Re: [RFC PATCH 00/18] Try to free user PTE page table pages

Qi Zheng <zhengqi.arch@xxxxxxxxxxxxx> · Tue, 17 May 2022 16:30:35 +0800

On 2022/4/29 9:35 PM, Qi Zheng wrote:
Hi,

This patch series aims to try to free user PTE page table pages when no one is
using it.

The beginning of this story is that some malloc libraries(e.g. jemalloc or
tcmalloc) usually allocate the amount of VAs by mmap() and do not unmap those
VAs. They will use madvise(MADV_DONTNEED) to free physical memory if they want.
But the page tables do not be freed by madvise(), so it can produce many
page tables when the process touches an enormous virtual address space.

The following figures are a memory usage snapshot of one process which actually
happened on our server:

         VIRT:  55t
         RES:   590g
         VmPTE: 110g

As we can see, the PTE page tables size is 110g, while the RES is 590g. In
theory, the process only need 1.2g PTE page tables to map those physical
memory. The reason why PTE page tables occupy a lot of memory is that
madvise(MADV_DONTNEED) only empty the PTE and free physical memory but
doesn't free the PTE page table pages. So we can free those empty PTE page
tables to save memory. In the above cases, we can save memory about 108g(best
case). And the larger the difference between the size of VIRT and RES, the
more memory we save.

In this patch series, we add a pte_ref field to the struct page of page table
to track how many users of user PTE page table. Similar to the mechanism of page
refcount, the user of PTE page table should hold a refcount to it before
accessing.
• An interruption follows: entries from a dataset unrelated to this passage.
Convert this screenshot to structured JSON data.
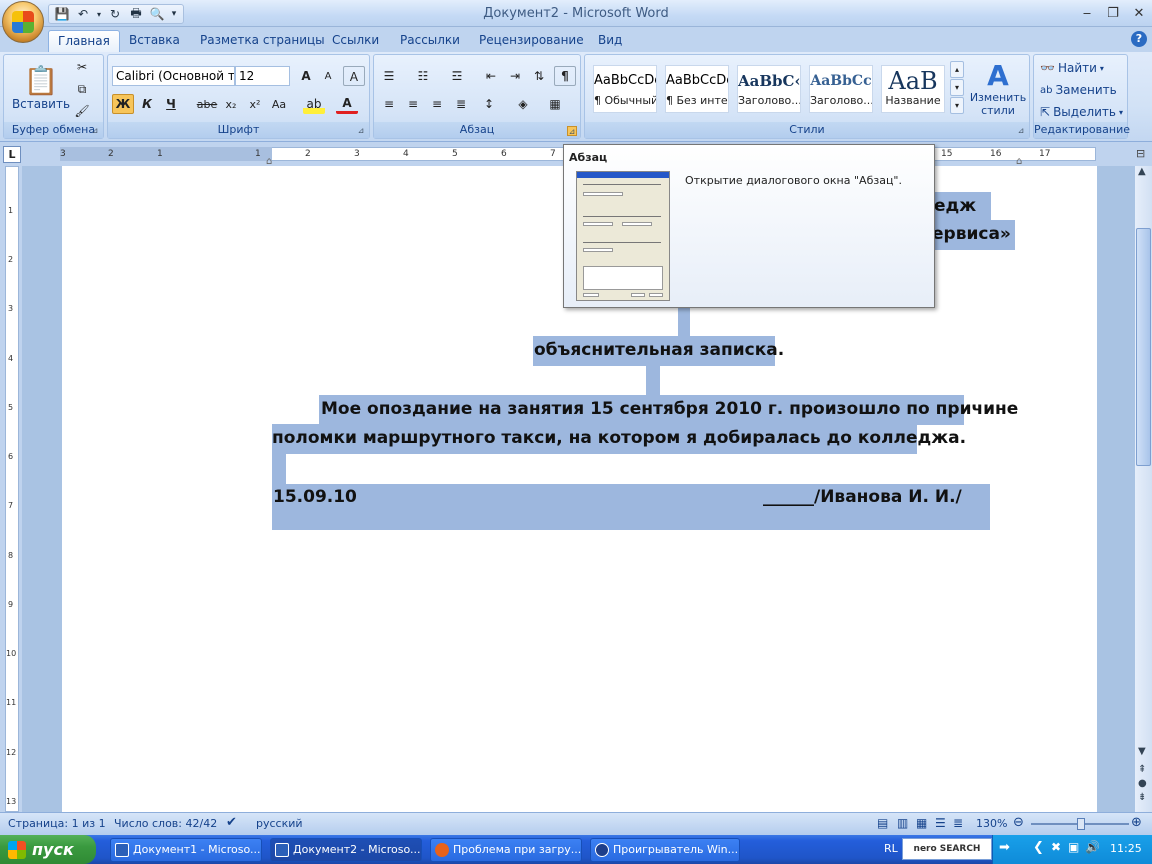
{
  "window": {
    "title": "Документ2 - Microsoft Word",
    "minimize": "‒",
    "restore": "❐",
    "close": "✕"
  },
  "tabs": [
    "Главная",
    "Вставка",
    "Разметка страницы",
    "Ссылки",
    "Рассылки",
    "Рецензирование",
    "Вид"
  ],
  "ribbon": {
    "clipboard": {
      "label": "Буфер обмена",
      "paste": "Вставить"
    },
    "font": {
      "label": "Шрифт",
      "font_name": "Calibri (Основной те",
      "font_size": "12",
      "bold": "Ж",
      "italic": "К",
      "underline": "Ч",
      "strike": "abe",
      "subscript": "x₂",
      "superscript": "x²",
      "change_case": "Аа",
      "grow": "A",
      "shrink": "A",
      "font_color": "A"
    },
    "paragraph": {
      "label": "Абзац",
      "show_marks": "¶"
    },
    "styles": {
      "label": "Стили",
      "items": [
        {
          "sample": "AaBbCcDc",
          "name": "¶ Обычный"
        },
        {
          "sample": "AaBbCcDc",
          "name": "¶ Без инте..."
        },
        {
          "sample": "AaBbC‹",
          "name": "Заголово..."
        },
        {
          "sample": "AaBbCc",
          "name": "Заголово..."
        },
        {
          "sample": "AaB",
          "name": "Название"
        }
      ],
      "change_styles": "Изменить стили"
    },
    "editing": {
      "label": "Редактирование",
      "find": "Найти",
      "replace": "Заменить",
      "select": "Выделить"
    }
  },
  "ruler": {
    "tab_selector": "L",
    "numbers_left": [
      "3",
      "2",
      "1"
    ],
    "numbers_right": [
      "1",
      "2",
      "3",
      "4",
      "5",
      "6",
      "7",
      "15",
      "16",
      "17"
    ],
    "vertical_numbers": [
      "1",
      "1",
      "2",
      "3",
      "4",
      "5",
      "6",
      "7",
      "8",
      "9",
      "10",
      "11",
      "12",
      "13"
    ]
  },
  "document": {
    "fragment1": "едж",
    "fragment2": "ервиса»",
    "heading": "объяснительная записка.",
    "para_line1": "Мое опоздание на занятия 15 сентября 2010 г. произошло по причине",
    "para_line2": "поломки маршрутного такси, на котором я добиралась до колледжа.",
    "date": "15.09.10",
    "signature": "______/Иванова  И. И./"
  },
  "tooltip": {
    "title": "Абзац",
    "description": "Открытие диалогового окна \"Абзац\"."
  },
  "status": {
    "page": "Страница: 1 из 1",
    "words": "Число слов: 42/42",
    "language": "русский",
    "zoom": "130%"
  },
  "taskbar": {
    "start": "пуск",
    "tasks": [
      {
        "label": "Документ1 - Microso...",
        "color": "#2b5fb8"
      },
      {
        "label": "Документ2 - Microso...",
        "color": "#2b5fb8"
      },
      {
        "label": "Проблема при загру...",
        "color": "#e8621a"
      },
      {
        "label": "Проигрыватель Win...",
        "color": "#1e3e8a"
      }
    ],
    "lang": "RL",
    "search": "nero SEARCH",
    "clock": "11:25"
  }
}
The user PTE page table page may be freed when the last refcount is
dropped.

Different from the idea of another patchset of mine before[1], the pte_ref
becomes a struct percpu_ref type, and we switch it to atomic mode only in cases
such as MADV_DONTNEED and MADV_FREE that may clear the user PTE page table
entryies, and then release the user PTE page table page when checking that
pte_ref is 0. The advantage of this is that there is basically no performance
overhead in percpu mode, but it can also free the empty PTEs. In addition, the
code implementation of this patchset is much simpler and more portable than the
another patchset[1].

Hi David,

I learned from the LWN article[1] that you led a session at the LSFMM on
the problems posed by the lack of page-table reclaim (And thank you very
much for mentioning some of my work in this direction). So I want to
know, what are the further plans of the community for this problem?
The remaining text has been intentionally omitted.